OBERLIN, OHIO - The Andrew W. Mellon Foundation has awarded a second grant of $500,000 to six academic libraries to collaborate on a major project to address librarian recruiting and diversity issues at the undergraduate level. The award funds the second year-and-a-half of a three-year program.

The multi-faceted project includes broad-based, issues-oriented programming that familiarizes large numbers of undergraduate students with significant challenges facing the library profession and draws their attention to the potential of librarianship as a career.

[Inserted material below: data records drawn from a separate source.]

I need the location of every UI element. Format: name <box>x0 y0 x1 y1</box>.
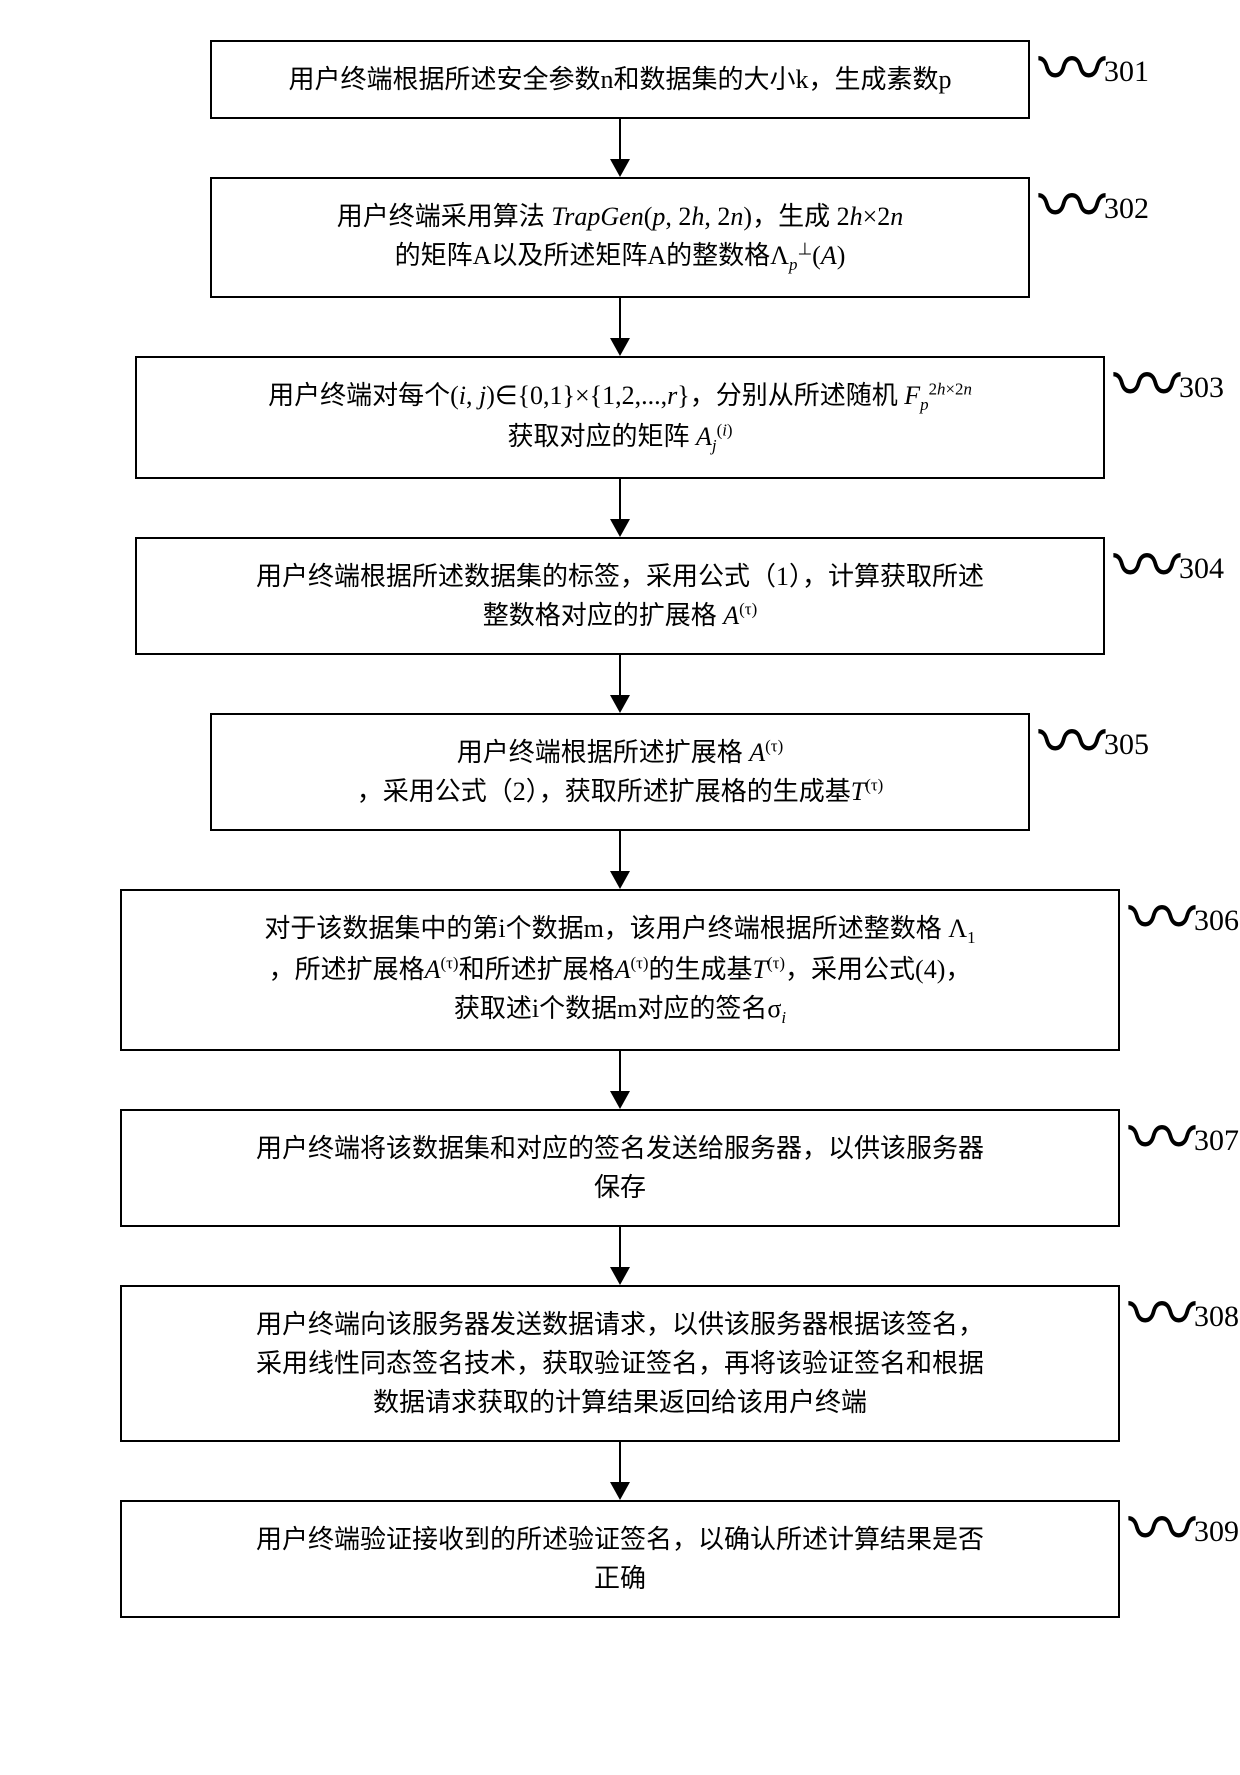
step-number: 301 <box>1104 55 1149 89</box>
arrow-down-icon <box>610 655 630 713</box>
step-connector: 〰304 <box>1123 545 1240 593</box>
flow-step-box: 用户终端根据所述数据集的标签，采用公式（1），计算获取所述整数格对应的扩展格 A… <box>135 537 1105 655</box>
step-number: 304 <box>1179 552 1224 586</box>
arrow-down-icon <box>610 1227 630 1285</box>
flow-step-box: 用户终端将该数据集和对应的签名发送给服务器，以供该服务器保存 <box>120 1109 1120 1227</box>
arrow-down-icon <box>610 1051 630 1109</box>
step-number: 306 <box>1194 904 1239 938</box>
flow-row: 用户终端根据所述数据集的标签，采用公式（1），计算获取所述整数格对应的扩展格 A… <box>40 537 1200 655</box>
step-number: 309 <box>1194 1515 1239 1549</box>
arrow-down-icon <box>610 298 630 356</box>
flow-row: 用户终端对每个(i, j)∈{0,1}×{1,2,...,r}，分别从所述随机 … <box>40 356 1200 479</box>
flow-row: 用户终端采用算法 TrapGen(p, 2h, 2n)，生成 2h×2n的矩阵A… <box>40 177 1200 298</box>
step-connector: 〰308 <box>1138 1293 1240 1341</box>
step-connector: 〰301 <box>1048 48 1168 96</box>
tilde-icon: 〰 <box>1038 706 1105 783</box>
flow-row: 用户终端根据所述安全参数n和数据集的大小k，生成素数p 〰301 <box>40 40 1200 119</box>
flow-row: 用户终端验证接收到的所述验证签名，以确认所述计算结果是否正确〰309 <box>40 1500 1200 1618</box>
tilde-icon: 〰 <box>1038 171 1105 248</box>
tilde-icon: 〰 <box>1038 34 1105 111</box>
step-number: 307 <box>1194 1124 1239 1158</box>
step-connector: 〰309 <box>1138 1508 1240 1556</box>
step-number: 305 <box>1104 728 1149 762</box>
arrow-down-icon <box>610 1442 630 1500</box>
step-connector: 〰306 <box>1138 897 1240 945</box>
flow-step-box: 对于该数据集中的第i个数据m，该用户终端根据所述整数格 Λ1，所述扩展格A(τ)… <box>120 889 1120 1051</box>
step-connector: 〰303 <box>1123 364 1240 412</box>
tilde-icon: 〰 <box>1128 882 1195 959</box>
step-connector: 〰307 <box>1138 1117 1240 1165</box>
tilde-icon: 〰 <box>1128 1278 1195 1355</box>
step-connector: 〰305 <box>1048 721 1168 769</box>
tilde-icon: 〰 <box>1128 1102 1195 1179</box>
arrow-down-icon <box>610 119 630 177</box>
flow-step-box: 用户终端对每个(i, j)∈{0,1}×{1,2,...,r}，分别从所述随机 … <box>135 356 1105 479</box>
flow-step-box: 用户终端向该服务器发送数据请求，以供该服务器根据该签名，采用线性同态签名技术，获… <box>120 1285 1120 1442</box>
tilde-icon: 〰 <box>1113 530 1180 607</box>
flow-row: 用户终端向该服务器发送数据请求，以供该服务器根据该签名，采用线性同态签名技术，获… <box>40 1285 1200 1442</box>
flow-step-box: 用户终端根据所述安全参数n和数据集的大小k，生成素数p <box>210 40 1030 119</box>
flow-step-box: 用户终端验证接收到的所述验证签名，以确认所述计算结果是否正确 <box>120 1500 1120 1618</box>
tilde-icon: 〰 <box>1113 349 1180 426</box>
flow-step-box: 用户终端根据所述扩展格 A(τ)，采用公式（2），获取所述扩展格的生成基T(τ) <box>210 713 1030 831</box>
flowchart-container: 用户终端根据所述安全参数n和数据集的大小k，生成素数p〰301用户终端采用算法 … <box>40 40 1200 1618</box>
flow-row: 用户终端根据所述扩展格 A(τ)，采用公式（2），获取所述扩展格的生成基T(τ)… <box>40 713 1200 831</box>
flow-row: 对于该数据集中的第i个数据m，该用户终端根据所述整数格 Λ1，所述扩展格A(τ)… <box>40 889 1200 1051</box>
flow-row: 用户终端将该数据集和对应的签名发送给服务器，以供该服务器保存〰307 <box>40 1109 1200 1227</box>
step-number: 308 <box>1194 1300 1239 1334</box>
step-connector: 〰302 <box>1048 185 1168 233</box>
arrow-down-icon <box>610 479 630 537</box>
flow-step-box: 用户终端采用算法 TrapGen(p, 2h, 2n)，生成 2h×2n的矩阵A… <box>210 177 1030 298</box>
arrow-down-icon <box>610 831 630 889</box>
tilde-icon: 〰 <box>1128 1493 1195 1570</box>
step-number: 303 <box>1179 371 1224 405</box>
step-number: 302 <box>1104 192 1149 226</box>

It also includes internship and scholarship opportunities for students who develop strong interest in the profession.

The libraries of the Atlanta University Center (serving Clark Atlanta University and Morehouse and Spelman Colleges) and of Mount Holyoke, Oberlin, Occidental, Swarthmore, and Wellesley Colleges are participating in the collaborative project, which is directed by Ray English, Director of Libraries at Oberlin, and coordinated by Megan Kinney.

The initiative is helping to address the serious shortage of professional librarians in the United States that is projected for the future. Many libraries are already reporting difficulties filling librarian positions and recent studies estimate that as many as 60 percent of current librarians will reach retirement age by 2020.
The emphasis of the program is to recruit at the undergraduate level, rather than focusing on graduate library school or post-graduate years. The initiative is also designed to help broaden the racial and ethnic composition of the library profession so that it can serve increasingly diverse populations.

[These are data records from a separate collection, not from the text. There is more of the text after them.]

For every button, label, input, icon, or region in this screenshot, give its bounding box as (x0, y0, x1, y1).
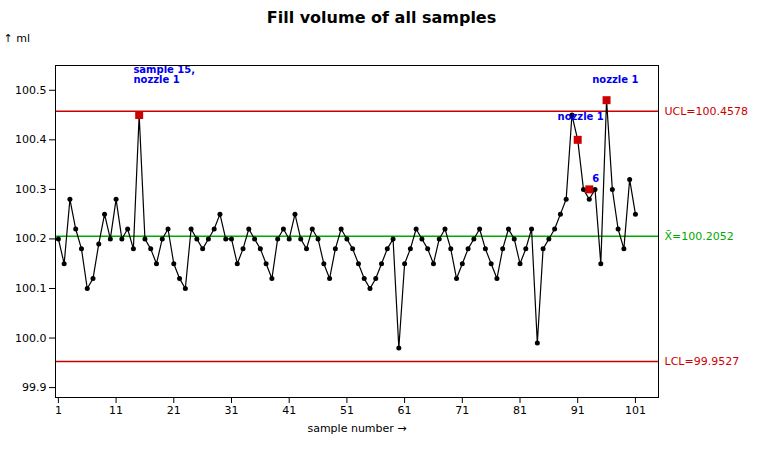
svg-text:100.0: 100.0 (15, 332, 47, 345)
svg-text:31: 31 (224, 404, 238, 417)
svg-text:41: 41 (282, 404, 296, 417)
svg-text:↑ ml: ↑ ml (4, 32, 31, 45)
svg-text:100.3: 100.3 (15, 183, 47, 196)
svg-text:nozzle 1: nozzle 1 (558, 111, 604, 122)
svg-text:UCL=100.4578: UCL=100.4578 (665, 105, 749, 118)
svg-text:100.4: 100.4 (15, 133, 47, 146)
svg-text:11: 11 (109, 404, 123, 417)
svg-text:X̄=100.2052: X̄=100.2052 (665, 230, 734, 243)
svg-text:51: 51 (340, 404, 354, 417)
svg-text:101: 101 (625, 404, 646, 417)
svg-text:91: 91 (571, 404, 585, 417)
svg-text:21: 21 (167, 404, 181, 417)
svg-text:100.2: 100.2 (15, 232, 47, 245)
svg-text:71: 71 (455, 404, 469, 417)
svg-text:sample number →: sample number → (307, 422, 406, 435)
svg-text:LCL=99.9527: LCL=99.9527 (665, 355, 740, 368)
svg-text:100.1: 100.1 (15, 282, 47, 295)
svg-text:sample 15,nozzle 1: sample 15,nozzle 1 (133, 64, 195, 85)
svg-text:99.9: 99.9 (22, 381, 47, 394)
svg-text:1: 1 (55, 404, 62, 417)
svg-text:nozzle 1: nozzle 1 (592, 74, 638, 85)
svg-text:100.5: 100.5 (15, 84, 47, 97)
svg-text:81: 81 (513, 404, 527, 417)
svg-text:6: 6 (592, 173, 599, 184)
svg-text:61: 61 (398, 404, 412, 417)
html-text:Fill volume of all samples: Fill volume of all samples (266, 8, 497, 27)
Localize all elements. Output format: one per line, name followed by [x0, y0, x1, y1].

The cooperating campuses initiated the project in 2003. The initial broad-based program, which proved very popular with students, highlighted issues related to the USA PATRIOT Act and library patron privacy. The program for the fall of 2004 focused on the crisis in scholarly communication and the movement toward open access to scholarship.

Students who are strongly interested in librarianship as a career are selected to participate in a semester-long undergraduate internship experience designed to give them a thorough understanding of librarianship as a changing and dynamic profession that is critical to the strength of a democratic society. In addition to learning about the nature of professional library work, student participants complete projects under librarian mentors and may also participate in summer internships at other libraries.

The project also provides a small number of full-time, post-baccalaureate intern positions as well as graduate library school scholarships, both of which are awarded competitively among the participating institutions.